A working session follows a recognisable shape.

Opening: The AI queries Mnemos for the relevant project context. What was the state at last close? What was in progress? What was deferred? This surfaces without the human needing to re-explain.

Orientation: The AI reads the relevant parts of the repository. Not all of it — the parts that matter for today’s work. This grounds the session in actual current state, not the AI’s possibly-stale model of what the code looked like last time.

Work: The architect directs, the coder implements. Changes go directly into the repository via git-mcp. The human pulls and tests. Output — error messages, test results, unexpected behaviour — is reported back verbatim. The AI diagnoses from actual output, not from speculation.

Close: The session is reconstructed as structured Markdown and ingested into Mnemos. The title follows a consistent format: [System] – [Topic] – [YYYY-MM-DD]. Section headings create chunk boundaries for retrieval. Decisions, dead ends, and deferred items are explicitly recorded.


What This Changes

Velocity. A system that would have taken a team weeks gets built in hours. Not because the AI is faster at typing, but because the elimination of friction — copy-paste cycles, context re-explanation, lost decisions — compounds into dramatically faster actual progress.

Continuity. Projects that span months remain coherent. The AI working on Legion in March has access to the thinking that shaped it in January. The architecture decisions are recoverable. The rationale is present.

Correctness. The architect/coder split means the human maintains a clear mental model of the system at the level that matters — structure and intent.
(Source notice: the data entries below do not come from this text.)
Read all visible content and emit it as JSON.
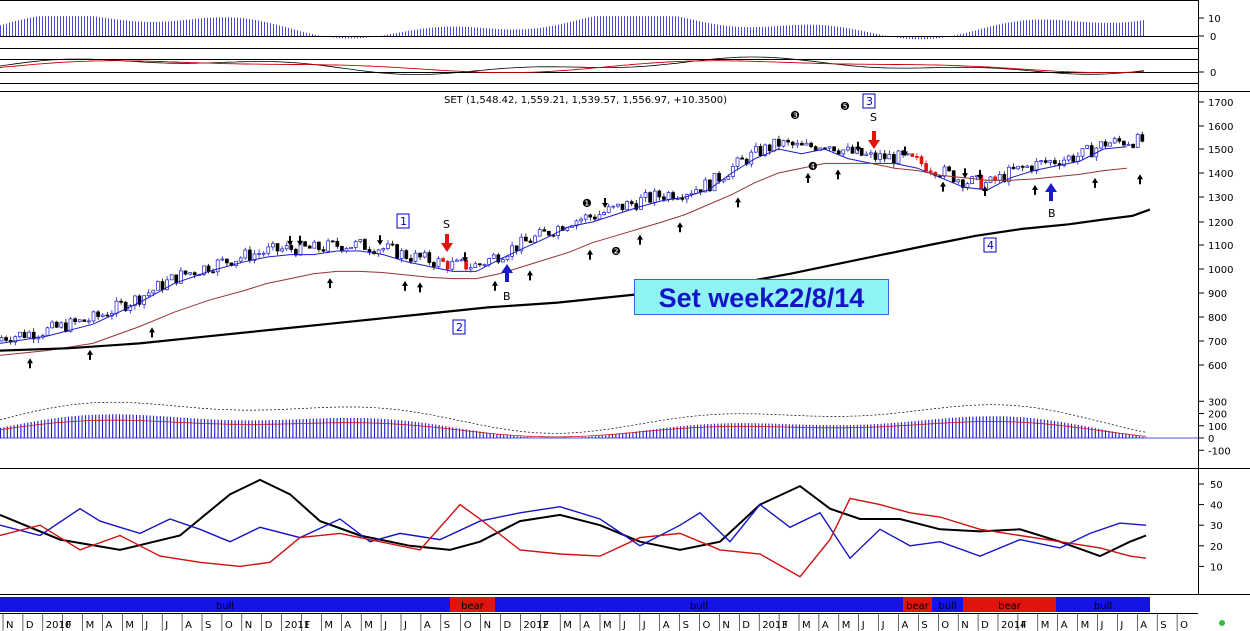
{
  "overlay_title": "Set week22/8/14",
  "chart_data": [
    {
      "type": "bar",
      "panel": "top-histogram",
      "yticks": [
        0,
        10
      ]
    },
    {
      "type": "line",
      "panel": "oscillator",
      "yticks": [
        0
      ],
      "series_colors": [
        "#000000",
        "#cc0000"
      ]
    },
    {
      "type": "line",
      "panel": "price",
      "title": "SET (1,548.42, 1,559.21, 1,539.57, 1,556.97, +10.3500)",
      "ylim": [
        560,
        1720
      ],
      "yticks": [
        600,
        700,
        800,
        900,
        1000,
        1100,
        1200,
        1300,
        1400,
        1500,
        1600,
        1700
      ],
      "x_range": [
        "2009-11",
        "2014-09"
      ],
      "candles_shown": "weekly OHLC (blue = up, black = down, red = bear signal)",
      "series": [
        {
          "color": "#1a1acc",
          "values": [
            [
              0,
              690
            ],
            [
              40,
              720
            ],
            [
              80,
              770
            ],
            [
              120,
              860
            ],
            [
              150,
              940
            ],
            [
              180,
              990
            ],
            [
              210,
              1030
            ],
            [
              230,
              1050
            ],
            [
              250,
              1060
            ],
            [
              270,
              1060
            ],
            [
              290,
              1075
            ],
            [
              310,
              1075
            ],
            [
              330,
              1060
            ],
            [
              350,
              1030
            ],
            [
              370,
              1010
            ],
            [
              390,
              990
            ],
            [
              410,
              990
            ],
            [
              430,
              1040
            ],
            [
              450,
              1085
            ],
            [
              470,
              1130
            ],
            [
              490,
              1180
            ],
            [
              510,
              1200
            ],
            [
              530,
              1230
            ],
            [
              550,
              1260
            ],
            [
              570,
              1285
            ],
            [
              590,
              1300
            ],
            [
              610,
              1330
            ],
            [
              630,
              1400
            ],
            [
              650,
              1460
            ],
            [
              670,
              1500
            ],
            [
              690,
              1480
            ],
            [
              710,
              1500
            ],
            [
              730,
              1460
            ],
            [
              750,
              1440
            ],
            [
              770,
              1440
            ],
            [
              790,
              1420
            ],
            [
              810,
              1380
            ],
            [
              830,
              1340
            ],
            [
              850,
              1330
            ],
            [
              870,
              1380
            ],
            [
              890,
              1410
            ],
            [
              910,
              1430
            ],
            [
              930,
              1450
            ],
            [
              950,
              1500
            ],
            [
              970,
              1510
            ]
          ]
        },
        {
          "color": "#993333",
          "values": [
            [
              0,
              640
            ],
            [
              40,
              660
            ],
            [
              80,
              690
            ],
            [
              120,
              760
            ],
            [
              150,
              820
            ],
            [
              180,
              870
            ],
            [
              210,
              910
            ],
            [
              230,
              940
            ],
            [
              250,
              960
            ],
            [
              270,
              980
            ],
            [
              290,
              990
            ],
            [
              310,
              990
            ],
            [
              330,
              985
            ],
            [
              350,
              975
            ],
            [
              370,
              965
            ],
            [
              390,
              960
            ],
            [
              410,
              960
            ],
            [
              430,
              980
            ],
            [
              450,
              1010
            ],
            [
              470,
              1040
            ],
            [
              490,
              1070
            ],
            [
              510,
              1110
            ],
            [
              530,
              1140
            ],
            [
              550,
              1170
            ],
            [
              570,
              1200
            ],
            [
              590,
              1230
            ],
            [
              610,
              1270
            ],
            [
              630,
              1310
            ],
            [
              650,
              1360
            ],
            [
              670,
              1400
            ],
            [
              690,
              1420
            ],
            [
              710,
              1440
            ],
            [
              730,
              1440
            ],
            [
              750,
              1440
            ],
            [
              770,
              1420
            ],
            [
              790,
              1410
            ],
            [
              810,
              1390
            ],
            [
              830,
              1380
            ],
            [
              850,
              1370
            ],
            [
              870,
              1370
            ],
            [
              890,
              1375
            ],
            [
              910,
              1385
            ],
            [
              930,
              1395
            ],
            [
              950,
              1410
            ],
            [
              970,
              1420
            ]
          ]
        },
        {
          "color": "#000000",
          "values": [
            [
              0,
              660
            ],
            [
              60,
              670
            ],
            [
              120,
              690
            ],
            [
              180,
              720
            ],
            [
              240,
              750
            ],
            [
              300,
              780
            ],
            [
              360,
              810
            ],
            [
              420,
              840
            ],
            [
              480,
              860
            ],
            [
              540,
              890
            ],
            [
              600,
              920
            ],
            [
              640,
              945
            ],
            [
              680,
              980
            ],
            [
              720,
              1020
            ],
            [
              760,
              1060
            ],
            [
              800,
              1100
            ],
            [
              840,
              1140
            ],
            [
              880,
              1170
            ],
            [
              920,
              1190
            ],
            [
              950,
              1210
            ],
            [
              975,
              1225
            ],
            [
              990,
              1250
            ]
          ]
        }
      ],
      "annotations": [
        "1",
        "2",
        "3",
        "4",
        "S",
        "S",
        "B",
        "B"
      ],
      "wave_labels": [
        "❶",
        "❷",
        "❸",
        "❹",
        "❺"
      ]
    },
    {
      "type": "bar",
      "panel": "macd",
      "ylim": [
        -130,
        320
      ],
      "yticks": [
        -100,
        0,
        100,
        200,
        300
      ]
    },
    {
      "type": "line",
      "panel": "dmi",
      "ylim": [
        0,
        55
      ],
      "yticks": [
        10,
        20,
        30,
        40,
        50
      ],
      "series_colors": [
        "#000000",
        "#1414c8",
        "#d01010"
      ]
    }
  ],
  "bands": [
    {
      "label": "bull",
      "color": "#1414e6",
      "from": 0,
      "to": 450
    },
    {
      "label": "bear",
      "color": "#e0140c",
      "from": 450,
      "to": 495
    },
    {
      "label": "bull",
      "color": "#1414e6",
      "from": 495,
      "to": 903
    },
    {
      "label": "bear",
      "color": "#e0140c",
      "from": 903,
      "to": 932
    },
    {
      "label": "bull",
      "color": "#1414e6",
      "from": 932,
      "to": 963
    },
    {
      "label": "bear",
      "color": "#e0140c",
      "from": 963,
      "to": 1056
    },
    {
      "label": "bull",
      "color": "#1414e6",
      "from": 1056,
      "to": 1150
    }
  ],
  "months": [
    "N",
    "D",
    "2010",
    "F",
    "M",
    "A",
    "M",
    "J",
    "J",
    "A",
    "S",
    "O",
    "N",
    "D",
    "2011",
    "F",
    "M",
    "A",
    "M",
    "J",
    "J",
    "A",
    "S",
    "O",
    "N",
    "D",
    "2012",
    "F",
    "M",
    "A",
    "M",
    "J",
    "J",
    "A",
    "S",
    "O",
    "N",
    "D",
    "2013",
    "F",
    "M",
    "A",
    "M",
    "J",
    "J",
    "A",
    "S",
    "O",
    "N",
    "D",
    "2014",
    "F",
    "M",
    "A",
    "M",
    "J",
    "J",
    "A",
    "S",
    "O"
  ]
}
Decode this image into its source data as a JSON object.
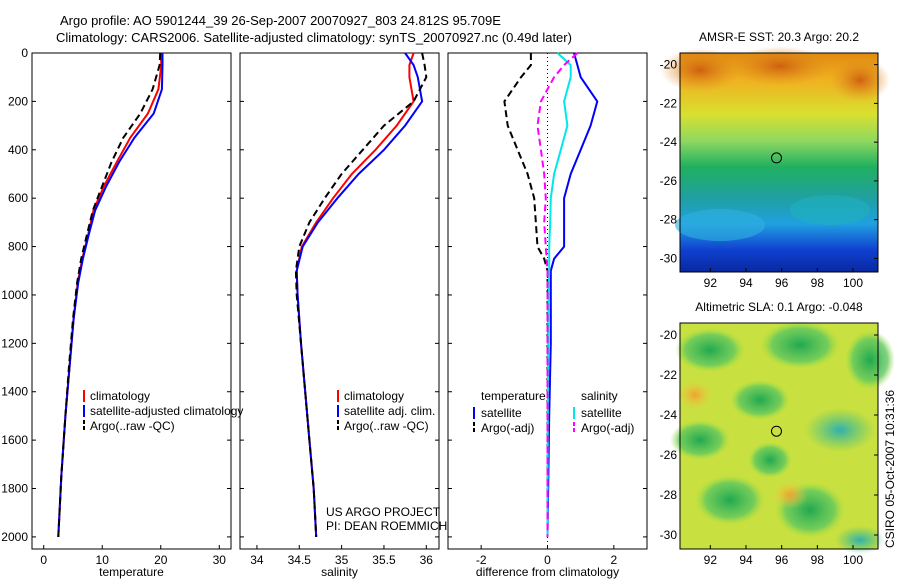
{
  "title_line1": "Argo profile: AO 5901244_39 26-Sep-2007 20070927_803 24.812S 95.709E",
  "title_line2": "Climatology: CARS2006. Satellite-adjusted climatology: synTS_20070927.nc (0.49d later)",
  "side_stamp": "CSIRO 05-Oct-2007 10:31:36",
  "colors": {
    "climatology": "#ff0000",
    "satellite": "#0000ff",
    "argo": "#000000",
    "sal_satellite": "#00e8e8",
    "sal_argo": "#ff00ff"
  },
  "chart_data": [
    {
      "type": "line",
      "xlabel": "temperature",
      "xlim": [
        -2,
        32
      ],
      "xticks": [
        "0",
        "10",
        "20",
        "30"
      ],
      "ylim": [
        2050,
        0
      ],
      "yticks": [
        "0",
        "200",
        "400",
        "600",
        "800",
        "1000",
        "1200",
        "1400",
        "1600",
        "1800",
        "2000"
      ],
      "legend": [
        "climatology",
        "satellite-adjusted climatology",
        "Argo(..raw -QC)"
      ],
      "series": [
        {
          "name": "climatology",
          "x": [
            20.0,
            20.1,
            19.6,
            17.8,
            14.8,
            12.5,
            10.3,
            8.5,
            7.6,
            6.6,
            5.8,
            5.1,
            4.4,
            3.7,
            3.0,
            2.5
          ],
          "y": [
            0,
            50,
            150,
            250,
            350,
            450,
            550,
            650,
            750,
            850,
            950,
            1100,
            1300,
            1500,
            1750,
            2000
          ]
        },
        {
          "name": "satellite-adjusted climatology",
          "x": [
            20.3,
            20.3,
            20.2,
            18.8,
            15.5,
            12.9,
            10.7,
            8.8,
            7.7,
            6.7,
            5.9,
            5.1,
            4.4,
            3.7,
            3.0,
            2.5
          ],
          "y": [
            0,
            50,
            150,
            250,
            350,
            450,
            550,
            650,
            750,
            850,
            950,
            1100,
            1300,
            1500,
            1750,
            2000
          ]
        },
        {
          "name": "Argo(..raw -QC)",
          "x": [
            19.9,
            19.8,
            18.6,
            16.5,
            13.6,
            11.6,
            10.0,
            8.4,
            7.4,
            6.4,
            5.7,
            5.0,
            4.3,
            3.7,
            3.0,
            2.5
          ],
          "y": [
            0,
            50,
            150,
            250,
            350,
            450,
            550,
            650,
            750,
            850,
            950,
            1100,
            1300,
            1500,
            1750,
            2000
          ]
        }
      ]
    },
    {
      "type": "line",
      "xlabel": "salinity",
      "xlim": [
        33.8,
        36.15
      ],
      "xticks": [
        "34",
        "34.5",
        "35",
        "35.5",
        "36"
      ],
      "ylim": [
        2050,
        0
      ],
      "legend": [
        "climatology",
        "satellite adj. clim.",
        "Argo(..raw -QC)"
      ],
      "annotation": [
        "US ARGO PROJECT",
        "PI: DEAN ROEMMICH"
      ],
      "series": [
        {
          "name": "climatology",
          "x": [
            35.85,
            35.8,
            35.8,
            35.85,
            35.65,
            35.4,
            35.12,
            34.9,
            34.7,
            34.53,
            34.47,
            34.48,
            34.52,
            34.57,
            34.62,
            34.67,
            34.7
          ],
          "y": [
            0,
            50,
            100,
            200,
            300,
            400,
            500,
            600,
            700,
            800,
            900,
            1000,
            1200,
            1400,
            1600,
            1800,
            2000
          ]
        },
        {
          "name": "satellite adj. clim.",
          "x": [
            35.75,
            35.85,
            35.9,
            35.95,
            35.75,
            35.5,
            35.2,
            34.95,
            34.72,
            34.54,
            34.47,
            34.48,
            34.52,
            34.57,
            34.62,
            34.67,
            34.7
          ],
          "y": [
            0,
            50,
            100,
            200,
            300,
            400,
            500,
            600,
            700,
            800,
            900,
            1000,
            1200,
            1400,
            1600,
            1800,
            2000
          ]
        },
        {
          "name": "Argo(..raw -QC)",
          "x": [
            35.95,
            35.98,
            36.0,
            35.85,
            35.5,
            35.25,
            35.0,
            34.8,
            34.62,
            34.5,
            34.46,
            34.47,
            34.52,
            34.57,
            34.62,
            34.67,
            34.7
          ],
          "y": [
            0,
            50,
            100,
            200,
            300,
            400,
            500,
            600,
            700,
            800,
            900,
            1000,
            1200,
            1400,
            1600,
            1800,
            2000
          ]
        }
      ]
    },
    {
      "type": "line",
      "xlabel": "difference from climatology",
      "xlim": [
        -3,
        3
      ],
      "xticks": [
        "-2",
        "0",
        "2"
      ],
      "ylim": [
        2050,
        0
      ],
      "legend_groups": [
        {
          "heading": "temperature",
          "items": [
            "satellite",
            "Argo(-adj)"
          ]
        },
        {
          "heading": "salinity",
          "items": [
            "satellite",
            "Argo(-adj)"
          ]
        }
      ],
      "series": [
        {
          "name": "temperature satellite",
          "x": [
            0.8,
            0.9,
            1.0,
            1.5,
            1.3,
            1.0,
            0.7,
            0.5,
            0.5,
            0.2,
            0.1,
            0.1,
            0.1,
            0.05,
            0.0
          ],
          "y": [
            0,
            50,
            100,
            200,
            300,
            400,
            500,
            600,
            800,
            850,
            900,
            1000,
            1200,
            1500,
            2000
          ]
        },
        {
          "name": "temperature Argo(-adj)",
          "x": [
            -0.5,
            -0.5,
            -0.8,
            -1.3,
            -1.2,
            -0.9,
            -0.6,
            -0.4,
            -0.3,
            -0.1,
            0.0,
            0.0,
            0.0,
            0.0,
            0.0
          ],
          "y": [
            0,
            50,
            100,
            200,
            300,
            400,
            500,
            600,
            800,
            850,
            900,
            1000,
            1200,
            1500,
            2000
          ]
        },
        {
          "name": "salinity satellite",
          "x": [
            0.3,
            0.7,
            0.7,
            0.5,
            0.6,
            0.4,
            0.2,
            0.1,
            0.08,
            0.05,
            0.05,
            0.03,
            0.02,
            0.01,
            0.0
          ],
          "y": [
            0,
            50,
            100,
            200,
            300,
            400,
            500,
            600,
            700,
            800,
            900,
            1000,
            1200,
            1500,
            2000
          ]
        },
        {
          "name": "salinity Argo(-adj)",
          "x": [
            0.9,
            0.5,
            0.2,
            -0.2,
            -0.3,
            -0.2,
            -0.1,
            -0.05,
            -0.1,
            -0.05,
            0.0,
            0.0,
            0.0,
            0.0,
            0.0
          ],
          "y": [
            0,
            50,
            100,
            200,
            300,
            400,
            500,
            600,
            700,
            800,
            900,
            1000,
            1200,
            1500,
            2000
          ]
        }
      ]
    },
    {
      "type": "heatmap",
      "title": "AMSR-E SST: 20.3 Argo: 20.2",
      "xlim": [
        90.3,
        101.4
      ],
      "xticks": [
        "92",
        "94",
        "96",
        "98",
        "100"
      ],
      "ylim": [
        -30.7,
        -19.4
      ],
      "yticks": [
        "-20",
        "-22",
        "-24",
        "-26",
        "-28",
        "-30"
      ],
      "marker": {
        "lon": 95.709,
        "lat": -24.812
      }
    },
    {
      "type": "heatmap",
      "title": "Altimetric SLA: 0.1 Argo: -0.048",
      "xlim": [
        90.3,
        101.4
      ],
      "xticks": [
        "92",
        "94",
        "96",
        "98",
        "100"
      ],
      "ylim": [
        -30.7,
        -19.4
      ],
      "yticks": [
        "-20",
        "-22",
        "-24",
        "-26",
        "-28",
        "-30"
      ],
      "marker": {
        "lon": 95.709,
        "lat": -24.812
      }
    }
  ]
}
The AI maintains correctness at the implementation level. Neither is operating in a domain they’re poorly suited to.

Ownership. The human owns the system. Not in a nominal sense — in the sense that they understand it, can reason about it, can direct changes to it, and can explain it to others. The AI’s involvement increases velocity without creating dependency or opacity.


What It Requires

This methodology has costs. It requires discipline from both parties.

From the human: genuine architectural thinking before implementation begins. Willingness to direct rather than do. Patience with the AI’s need for explicit state rather than assumed context. Commitment to the session-close ingest, even when tired.

From the AI: intellectual honesty about uncertainty. Proactive surfacing of decisions that carry architectural weight. Rigorous reading of actual repository state rather than assumed state. Diagnosis before deflection — when something breaks, assume the code is wrong first.

The thing that makes it work is mutual respect for the division of labour. The human doesn’t second-guess implementation details. The AI doesn’t make architectural calls unilaterally. Each trusts the other to own their domain.


On Proprietary vs Common Good

The pattern described here — persistent memory, direct repository access, strict role separation — is a common good. It is offered freely because the insight is in the structure, not in any particular implementation.

The infrastructure that makes it work at FoxxeLabs — Mnemos, the specific toolchain, the accumulated memory of years of thinking — is proprietary, in the sense that it is personal. It is built to fit one person’s work, one person’s history, one person’s way of thinking. It cannot be transferred, only recreated.

That is, perhaps, the point. The methodology generalises. The memory does not.


The best technical documentation describes what was actually built and why it works. This is that.